Paul Prescod paul@prescod.net
Mon, 27 Dec 1999 12:16:54 -0500


PyDL is a pun. These files behave just like IDL in COM and CORBA. They
are a separate language, at least for now. 

Greg Stein wrote:
> 
> 
> The notion of two types of files just adds complexity. There is no reason
> that a generated file would be *any* different in form/syntax than a
> human's file. The human just gets to add funky comments, indentation, etc.

From PyDL RFC 0.03:

We have two different files so that hand-crafted PyDL files will not be
overwritten by generated ones. The syntax of the files is identical.

> In other words: design around a single file.

I did. The existence of two files affects the language semantics not one
whit but it makes the system much more safe and arguably much more
usable.

> Search *another* namespace? Eek! We're already seeing people avoiding the
> time with things like:
> 
>   def foo(len=len):
>     ...
> 
> Adding another namespace will just exacerbate the situation.

The whole point of static type checking is that the checks of the
namespaces should be done at *compile time*. It isn't like a name
reference from six levels of lexical nesting in a C++ file requires more
time to look up than a "local" reference.

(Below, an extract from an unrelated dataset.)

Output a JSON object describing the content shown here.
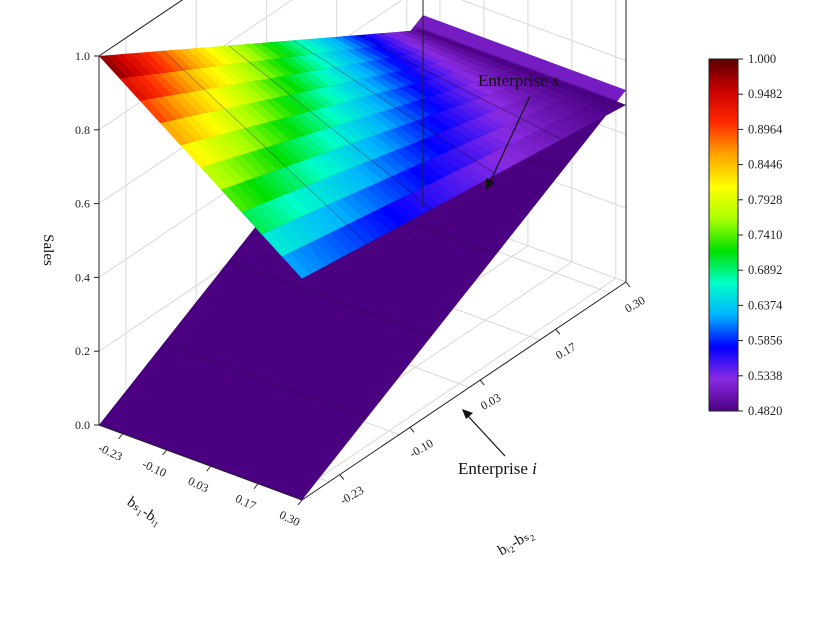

That's just a temporary Python
bug that we're trying to fix.

> Wasn't the notion of "const" (successfully) argued against inclusion?

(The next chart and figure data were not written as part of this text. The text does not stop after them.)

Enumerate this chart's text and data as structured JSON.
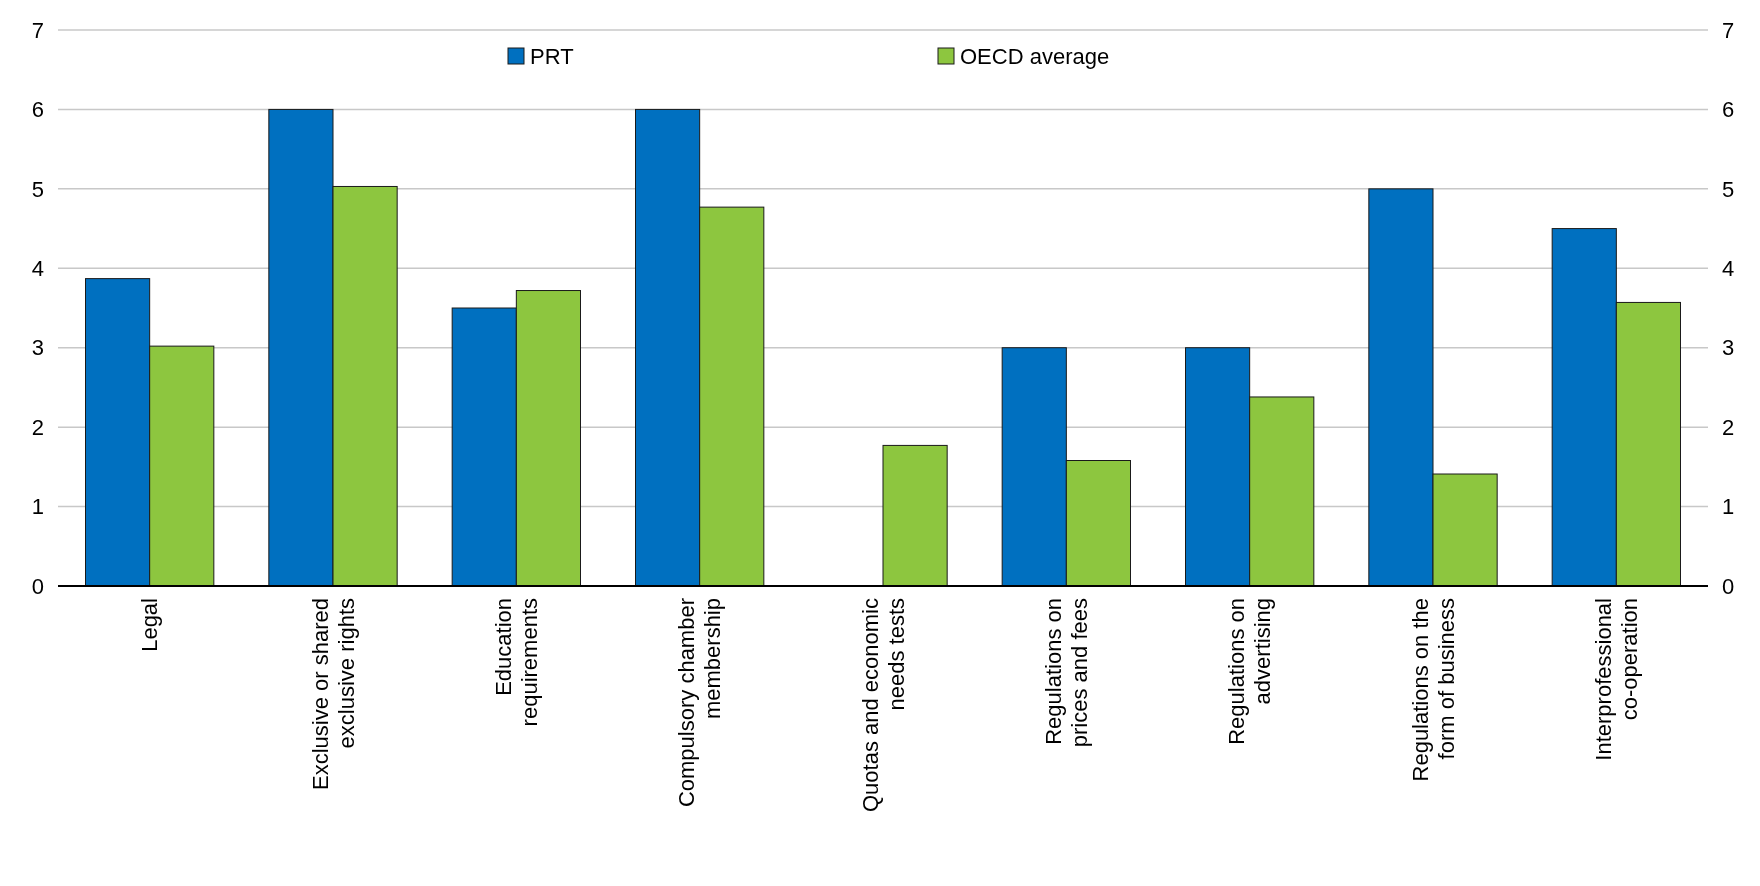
{
  "chart_data": {
    "type": "bar",
    "categories": [
      "Legal",
      "Exclusive or shared exclusive rights",
      "Education requirements",
      "Compulsory chamber membership",
      "Quotas and economic needs tests",
      "Regulations on prices and fees",
      "Regulations on advertising",
      "Regulations on the form of business",
      "Interprofessional co-operation"
    ],
    "series": [
      {
        "name": "PRT",
        "color": "#0070c0",
        "values": [
          3.87,
          6,
          3.5,
          6,
          0,
          3,
          3,
          5,
          4.5
        ]
      },
      {
        "name": "OECD average",
        "color": "#8dc63f",
        "values": [
          3.02,
          5.03,
          3.72,
          4.77,
          1.77,
          1.58,
          2.38,
          1.41,
          3.57
        ]
      }
    ],
    "ylim": [
      0,
      7
    ],
    "yticks": [
      0,
      1,
      2,
      3,
      4,
      5,
      6,
      7
    ],
    "y2lim": [
      0,
      7
    ],
    "y2ticks": [
      0,
      1,
      2,
      3,
      4,
      5,
      6,
      7
    ],
    "grid": "y",
    "legend": "top"
  }
}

Maybe. But I think that the situation changed when I moved from talking
about "lists", "tuples" and "dictionaries" to talking about "sequences",
"mappings" and "records" because we have no way of saying "read-only
record." Maybe that's a big deal for version 1. Maybe it isn't. I'm open
to opinions.

> I don't think this is going to work as you expect. The Python interpreter
> can't work with "Undefined" unless it is an object (otherwise, you're
> talking about a near-impossible revamp). Therefore, Undefined is an object
> and you're going to have some *real* serious issues trying to keep that
> out of some kind of assignment or other usage.
> 
> Pass it as a parameter? Shove it into a list or tuple? Check for Undefined
> on every name binding? What about indexed or slice assignment?

I think that there are finite number of such issues and you've listed
most of them. In each of these parts of the interpreter we need to add
two or three lines of C code. From a performance perspective, we will
just be doing a pointer comparison and branch which is tiny compared to
the rest of the interpreter overhead.